Hoo boy. The Supremes are taking on DOMA and Prop 8.

That’s not quite what Kennedy said (though it does appear to be what the Ninth Circuit said re Prop 8). He said the Colorado constitutional amendment was un-federal-constitutional because it infringed on a fundamental right, petitioning the government.

And, I know it’s a month late, but that reasoning is absurd. It’s like saying that if the Colorado constitution (and I’m making this up) says that a person must be 25 years old before becoming a member of the state legislature that it denies the class of people under age 25 from petitioning the government. Or if the state constitution prohibits dueling that it prohibits the class of people known as “duelers” from petitioning the government.

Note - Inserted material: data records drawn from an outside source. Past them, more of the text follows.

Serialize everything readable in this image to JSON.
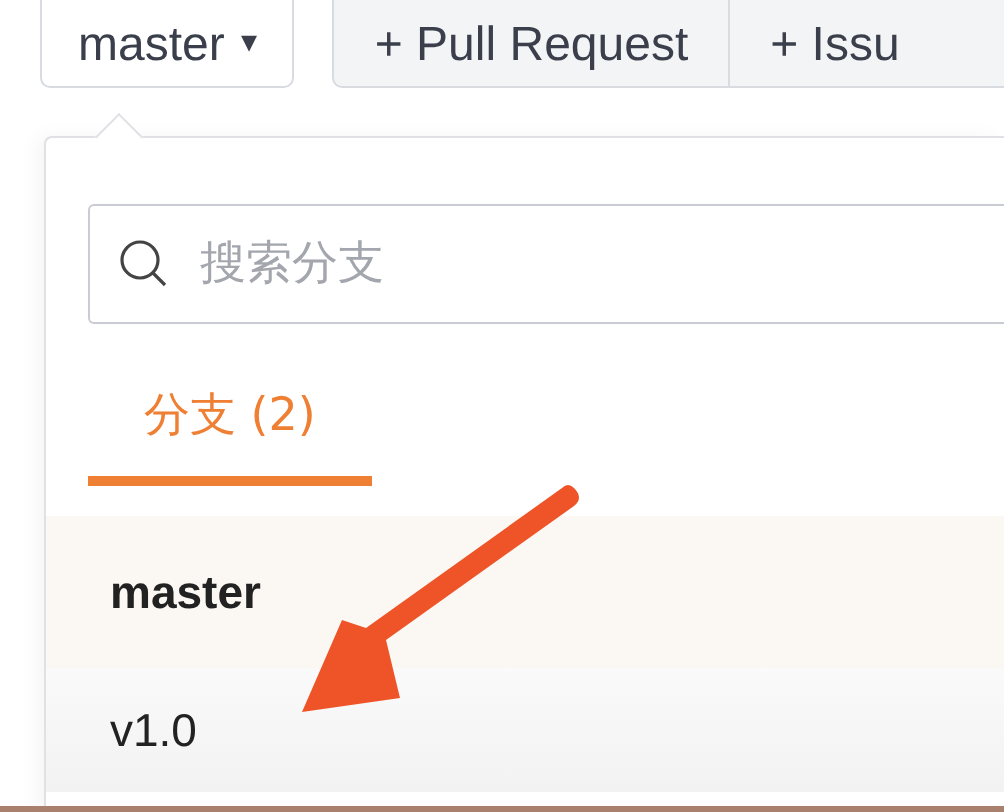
{
  "toolbar": {
    "branch_button": {
      "label": "master",
      "caret": "▾"
    },
    "buttons": [
      {
        "label": "+ Pull Request"
      },
      {
        "label": "+ Issu"
      }
    ]
  },
  "branch_popup": {
    "search": {
      "placeholder": "搜索分支"
    },
    "tabs": [
      {
        "label": "分支 (2)",
        "selected": true
      }
    ],
    "branches": [
      {
        "name": "master",
        "selected": true
      },
      {
        "name": "v1.0",
        "selected": false
      }
    ]
  },
  "annotation": {
    "kind": "arrow"
  }
}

I know, being under 25 and dueling aren’t immutable classes and aren’t subject to heightened scrutiny, but Kennedy never said that gay people were either.

It seems as if it must be one or the other:

  1. Sexual orientation is a protected class deserving of heightened scrutiny. Therefore the government must have a compelling interest in discriminating.

  2. Sexual orientation is not a protected class so only rational basis applies. The same way that litterers, polygamists, 20 year 11 month old drinkers, or speeders can complain of SDP violations, neither can gay people.

This middle ground is just legalese in circles.

SCOTUS like nothing else brings out my inner ten year old. I want a ruling NNNOOOOOWWWWW!